Eşeğin çulunu üstüne, heybesini sırtına atıp, tüfeğimi omzuma astım. Ay dağların arkasına saklanmadan, ormanlarda kaybolmadan ağabeyimle helallaşıp yola çıktım. Bir gün eğer ben de Türkiye'ye yollarına düşersem geride bırakacaklarımı düşünerek yürümeye başladım. Dik yamacı indikten sonra eşeğin üstüne bindim. Koca Çuko Ormanı'ndan Urrak Deresi'ne inerken vakit sabaha yaklaşıyordu. Pırnalı Mezarlığı'nın üstünden geçerken eşek önce sendeledi. Sonra da kazık gibi olduğu yere çakıldı. Eşeğin sırtında kendimden geçmişim. Hayvan sendeleyince irkilip yarım yamalak uykumdan uyandım. Mezarlık yanına geldiğimizi, çit boyunca dereye doğru indiğimizi o zaman anladım. Eşeğin bu hali beni endişelendirdi. Mevsim yaz olsa yola yılan çıkmıştır diyeceğim. Ama artık havalar iyice kışa dönmeye başladı. Belki hayvan kurt, çakal gibi bir şey görmüştür diye düşündüm. Etrafa bakındım. Sesleri dinledim. Tüfeğimi ne olur ne olmaz diye yola çıkarken doldurmuş ve emniyetini kapatmıştım. Sırtıma çapraz astığım tek kırmayı kucağıma aldım. Mandalını bastırıp tüfeği kabzasından ikiye büktüm. On altı numara fişeğin bakır kapsülü ay ışığında parlıyordu. Yine de namluya parmağımı sokarak yokladım. Tedbirli olmak, tüfeğin dolu olduğundan emin olmak istedim. Eşekten aşağıya kaydım. Hayvanın yularını kavrayıp, çekerek ardım sıra yürümesini sağladım.

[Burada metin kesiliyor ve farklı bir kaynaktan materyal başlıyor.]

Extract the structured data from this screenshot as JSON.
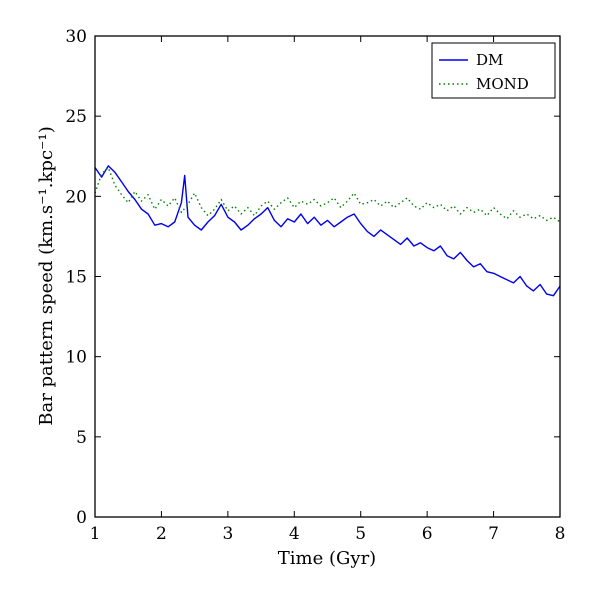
{
  "chart_data": {
    "type": "line",
    "title": "",
    "xlabel": "Time (Gyr)",
    "ylabel": "Bar pattern speed (km.s⁻¹.kpc⁻¹)",
    "xlim": [
      1,
      8
    ],
    "ylim": [
      0,
      30
    ],
    "xticks": [
      1,
      2,
      3,
      4,
      5,
      6,
      7,
      8
    ],
    "yticks": [
      0,
      5,
      10,
      15,
      20,
      25,
      30
    ],
    "grid": false,
    "legend_position": "top-right",
    "series": [
      {
        "name": "DM",
        "color": "#0000ee",
        "style": "solid",
        "x": [
          1.0,
          1.1,
          1.2,
          1.3,
          1.4,
          1.5,
          1.6,
          1.7,
          1.8,
          1.9,
          2.0,
          2.1,
          2.2,
          2.3,
          2.35,
          2.4,
          2.5,
          2.6,
          2.7,
          2.8,
          2.9,
          3.0,
          3.1,
          3.2,
          3.3,
          3.4,
          3.5,
          3.6,
          3.7,
          3.8,
          3.9,
          4.0,
          4.1,
          4.2,
          4.3,
          4.4,
          4.5,
          4.6,
          4.7,
          4.8,
          4.9,
          5.0,
          5.1,
          5.2,
          5.3,
          5.4,
          5.5,
          5.6,
          5.7,
          5.8,
          5.9,
          6.0,
          6.1,
          6.2,
          6.3,
          6.4,
          6.5,
          6.6,
          6.7,
          6.8,
          6.9,
          7.0,
          7.1,
          7.2,
          7.3,
          7.4,
          7.5,
          7.6,
          7.7,
          7.8,
          7.9,
          8.0
        ],
        "y": [
          21.8,
          21.2,
          21.9,
          21.5,
          20.9,
          20.3,
          19.8,
          19.2,
          18.9,
          18.2,
          18.3,
          18.1,
          18.4,
          19.6,
          21.3,
          18.7,
          18.2,
          17.9,
          18.4,
          18.8,
          19.5,
          18.7,
          18.4,
          17.9,
          18.2,
          18.6,
          18.9,
          19.3,
          18.5,
          18.1,
          18.6,
          18.4,
          18.9,
          18.3,
          18.7,
          18.2,
          18.5,
          18.1,
          18.4,
          18.7,
          18.9,
          18.3,
          17.8,
          17.5,
          17.9,
          17.6,
          17.3,
          17.0,
          17.4,
          16.9,
          17.1,
          16.8,
          16.6,
          16.9,
          16.3,
          16.1,
          16.5,
          16.0,
          15.6,
          15.8,
          15.3,
          15.2,
          15.0,
          14.8,
          14.6,
          15.0,
          14.4,
          14.1,
          14.5,
          13.9,
          13.8,
          14.4
        ]
      },
      {
        "name": "MOND",
        "color": "#008000",
        "style": "dotted",
        "x": [
          1.0,
          1.1,
          1.2,
          1.3,
          1.4,
          1.5,
          1.6,
          1.7,
          1.8,
          1.9,
          2.0,
          2.1,
          2.2,
          2.3,
          2.4,
          2.5,
          2.6,
          2.7,
          2.8,
          2.9,
          3.0,
          3.1,
          3.2,
          3.3,
          3.4,
          3.5,
          3.6,
          3.7,
          3.8,
          3.9,
          4.0,
          4.1,
          4.2,
          4.3,
          4.4,
          4.5,
          4.6,
          4.7,
          4.8,
          4.9,
          5.0,
          5.1,
          5.2,
          5.3,
          5.4,
          5.5,
          5.6,
          5.7,
          5.8,
          5.9,
          6.0,
          6.1,
          6.2,
          6.3,
          6.4,
          6.5,
          6.6,
          6.7,
          6.8,
          6.9,
          7.0,
          7.1,
          7.2,
          7.3,
          7.4,
          7.5,
          7.6,
          7.7,
          7.8,
          7.9,
          8.0
        ],
        "y": [
          20.2,
          21.4,
          21.8,
          20.7,
          20.1,
          19.6,
          20.3,
          19.7,
          20.1,
          19.2,
          19.8,
          19.4,
          19.9,
          19.0,
          19.5,
          20.2,
          19.3,
          18.8,
          19.2,
          19.8,
          19.1,
          19.4,
          18.9,
          19.3,
          18.8,
          19.4,
          19.7,
          19.2,
          19.6,
          19.9,
          19.3,
          19.7,
          19.5,
          19.8,
          19.4,
          19.6,
          19.9,
          19.3,
          19.7,
          20.2,
          19.5,
          19.6,
          19.8,
          19.4,
          19.7,
          19.3,
          19.6,
          19.9,
          19.4,
          19.2,
          19.6,
          19.3,
          19.5,
          19.1,
          19.4,
          18.9,
          19.3,
          19.0,
          19.2,
          18.8,
          19.3,
          18.9,
          18.6,
          19.1,
          18.7,
          18.9,
          18.6,
          18.8,
          18.5,
          18.7,
          18.4
        ]
      }
    ]
  }
}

Büyüklerden dinlediğim öykülere göre hayvanlar bizim göremediklerimizi, duyamadıklarımızı algılama yeteneğine sahipmiş. Hatta bize görünmeyen cinler, periler, ölmüş insanların ruhlarını bile onlara görünürmüş. Mezarlık yanından geçtiğimiz için olsa gerek bir an için eşeğin mezarda yatanların ruhlarını gördüğünü, bu nedenle yürümek istemediğini düşündüm. Neyse ki eşeğin önüne düşüp yularından çekince uysal davranıp yürümeye başladı. Ama hayvanın orada neden huysuzlandığını anlayamadım.

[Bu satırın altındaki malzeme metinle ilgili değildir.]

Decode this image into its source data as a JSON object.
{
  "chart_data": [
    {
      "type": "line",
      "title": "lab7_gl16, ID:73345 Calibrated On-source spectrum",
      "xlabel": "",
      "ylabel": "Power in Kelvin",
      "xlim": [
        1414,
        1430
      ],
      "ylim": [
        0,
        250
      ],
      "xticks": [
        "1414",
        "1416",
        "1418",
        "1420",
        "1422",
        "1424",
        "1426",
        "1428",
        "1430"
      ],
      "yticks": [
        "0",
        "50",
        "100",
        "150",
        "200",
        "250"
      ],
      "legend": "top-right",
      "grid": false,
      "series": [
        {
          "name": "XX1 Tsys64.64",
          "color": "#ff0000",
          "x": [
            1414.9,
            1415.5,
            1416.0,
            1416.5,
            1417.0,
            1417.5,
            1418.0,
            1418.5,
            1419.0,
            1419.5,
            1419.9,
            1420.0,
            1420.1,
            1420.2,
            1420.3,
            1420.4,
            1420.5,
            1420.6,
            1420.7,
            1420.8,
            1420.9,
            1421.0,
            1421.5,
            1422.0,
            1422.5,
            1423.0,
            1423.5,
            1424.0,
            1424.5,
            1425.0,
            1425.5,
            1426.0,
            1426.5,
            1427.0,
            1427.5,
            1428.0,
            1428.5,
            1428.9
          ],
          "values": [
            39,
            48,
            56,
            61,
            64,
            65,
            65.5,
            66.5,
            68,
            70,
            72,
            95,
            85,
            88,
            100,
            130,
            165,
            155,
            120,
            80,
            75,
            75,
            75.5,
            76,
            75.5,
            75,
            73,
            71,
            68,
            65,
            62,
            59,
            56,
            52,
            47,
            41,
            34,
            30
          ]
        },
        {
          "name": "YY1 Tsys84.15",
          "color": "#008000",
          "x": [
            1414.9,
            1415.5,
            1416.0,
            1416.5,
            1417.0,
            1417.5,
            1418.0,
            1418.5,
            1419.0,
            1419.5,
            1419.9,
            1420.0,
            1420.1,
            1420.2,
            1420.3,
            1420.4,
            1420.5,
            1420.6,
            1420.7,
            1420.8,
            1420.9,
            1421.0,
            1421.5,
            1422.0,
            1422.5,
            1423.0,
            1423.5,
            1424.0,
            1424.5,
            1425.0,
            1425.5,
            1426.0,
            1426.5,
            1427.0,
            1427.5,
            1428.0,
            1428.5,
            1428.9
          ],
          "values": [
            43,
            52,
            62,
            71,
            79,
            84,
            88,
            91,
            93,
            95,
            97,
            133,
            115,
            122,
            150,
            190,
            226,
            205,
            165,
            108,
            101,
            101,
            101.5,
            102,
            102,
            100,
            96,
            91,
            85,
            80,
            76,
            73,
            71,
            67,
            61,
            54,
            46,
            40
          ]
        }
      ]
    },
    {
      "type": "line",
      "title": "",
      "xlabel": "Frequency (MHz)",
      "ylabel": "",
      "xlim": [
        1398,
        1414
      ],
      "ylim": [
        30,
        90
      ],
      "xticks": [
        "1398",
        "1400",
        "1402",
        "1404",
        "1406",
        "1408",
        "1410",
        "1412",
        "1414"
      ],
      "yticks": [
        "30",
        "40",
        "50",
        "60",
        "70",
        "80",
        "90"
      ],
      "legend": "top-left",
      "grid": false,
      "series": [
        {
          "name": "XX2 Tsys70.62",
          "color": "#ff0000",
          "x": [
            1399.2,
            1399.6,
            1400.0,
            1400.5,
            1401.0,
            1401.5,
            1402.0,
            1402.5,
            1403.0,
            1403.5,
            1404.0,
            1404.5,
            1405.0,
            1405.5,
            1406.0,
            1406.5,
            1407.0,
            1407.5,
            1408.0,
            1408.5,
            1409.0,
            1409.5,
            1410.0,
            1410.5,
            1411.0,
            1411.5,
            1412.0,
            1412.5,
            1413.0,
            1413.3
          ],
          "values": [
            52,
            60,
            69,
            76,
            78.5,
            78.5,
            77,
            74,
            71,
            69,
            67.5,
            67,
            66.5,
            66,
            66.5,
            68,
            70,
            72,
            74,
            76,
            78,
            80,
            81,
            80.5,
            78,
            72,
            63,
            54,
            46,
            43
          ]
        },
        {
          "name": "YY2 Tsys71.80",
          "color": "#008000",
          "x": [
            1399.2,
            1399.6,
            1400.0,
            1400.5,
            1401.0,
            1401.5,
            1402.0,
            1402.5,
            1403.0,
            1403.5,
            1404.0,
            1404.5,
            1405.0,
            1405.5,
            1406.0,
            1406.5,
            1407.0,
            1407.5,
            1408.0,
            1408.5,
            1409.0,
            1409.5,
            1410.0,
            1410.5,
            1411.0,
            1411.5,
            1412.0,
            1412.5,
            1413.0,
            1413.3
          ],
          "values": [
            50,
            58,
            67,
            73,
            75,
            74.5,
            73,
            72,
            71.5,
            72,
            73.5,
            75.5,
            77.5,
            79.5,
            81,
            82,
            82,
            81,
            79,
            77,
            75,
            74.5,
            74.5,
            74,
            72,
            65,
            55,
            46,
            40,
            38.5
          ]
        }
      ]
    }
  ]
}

Ay ışığı, gölgeleri karanlıkla dilediğince harmanlayarak şekilden şekle sokarken korkularımızı çoğaltır. Bu mezarlığın etrafında gece-gündüz, yıllardır koyun otlattığım halde yine de her geçtiğimde ürperirim. Kanım çekilir gibi olur ve kalbim hızlı hızlı atmaya başlar. Ayın bölük börçük ışığında gizlenen gölgeler, rüzgardan kımıldayan yapraklar içime vesvese salar.

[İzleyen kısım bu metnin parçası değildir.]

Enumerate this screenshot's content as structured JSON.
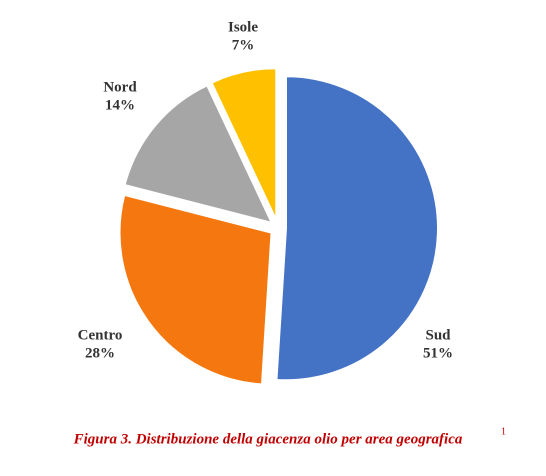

Bayır aşağıya dizilmiş mezar taşları sıra sıra oturan insanlar gibi duruyordu. Korktuğum zaman aklıma hep çocukken dinlediğim hortlak hikayeleri gelirdi. Ne kadar korkarsam korkayım bütün cesaretimi toplayıp yönümü mezarlığa döndüm. Fatiha'yı okudum. Korkum az da olsa hafifledi. Rahmetli dedem hortlak masallarına çok kızardı. Sürekli olarak mezarların, mezarlıkların korkulacak yerler olmadığını söylerdi. Dedemin sözlerine inanıyorum ama yine de geceleri buralardan yalnız başıma geçerken korkularıma engel olamıyordum. Yürüdükçe korkum geride, mezar taşlarının suskunluğunda kaldı.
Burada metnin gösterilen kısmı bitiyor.